Metabolism is integral to C. albicans pathogenicity, since it provides the platform for nutrient assimilation and growth in diverse host niches and affects fungal susceptibility to stress conditions and antifungal drugs, the expression of key virulence factors, and fungal vulnerability to innate immune defenses. Another important pathogenicity factor is the ability to switch morphologies from the rounded yeast form to elongated hyphal form.
In the host C. albicans colonizes biotic and abiotic surfaces (e.g. catheters and prosthetic devices) primarily in the form of biofilm, a dense network of yeast and hyphal cells encased in extracellular matrix. Biofilm cells are highly resistant to antibiotics and therefore could serve as a reservoir of bloodstream infections or as a scaffold for growth of other pathogenic species. Importantly, Candida biofilm growth is linked to activation of the tricarboxylic acid (TCA) cycle and amino acid metabolism.

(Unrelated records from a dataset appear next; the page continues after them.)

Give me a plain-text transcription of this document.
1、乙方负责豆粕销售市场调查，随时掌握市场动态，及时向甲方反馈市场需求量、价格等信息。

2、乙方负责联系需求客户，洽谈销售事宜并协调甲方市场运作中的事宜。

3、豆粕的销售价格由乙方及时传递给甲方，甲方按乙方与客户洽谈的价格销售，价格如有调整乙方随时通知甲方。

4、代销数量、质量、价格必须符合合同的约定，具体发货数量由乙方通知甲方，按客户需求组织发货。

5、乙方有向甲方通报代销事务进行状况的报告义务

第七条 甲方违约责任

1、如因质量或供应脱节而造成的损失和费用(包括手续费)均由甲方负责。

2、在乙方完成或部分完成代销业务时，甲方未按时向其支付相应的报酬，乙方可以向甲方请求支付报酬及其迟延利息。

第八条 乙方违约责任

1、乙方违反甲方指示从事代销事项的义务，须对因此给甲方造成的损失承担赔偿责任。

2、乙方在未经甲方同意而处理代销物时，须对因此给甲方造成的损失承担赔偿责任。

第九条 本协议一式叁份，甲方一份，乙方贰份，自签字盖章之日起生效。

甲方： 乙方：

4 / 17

The junior research group Host Fungal Interfaces investigates adaptation mechanisms of C. albicans, which are driven by complex regulatory networks that link metabolism, hyphal morphogenesis, and responses to environmental stressors, all contributing to the successful colonization and pathogenicity of the fungus. Since hyphal morphogenesis and metabolic changes are critical for biofilm formation and sustainability, we aim to understand the role of nutrient supply in Candida biofilm formation and infection.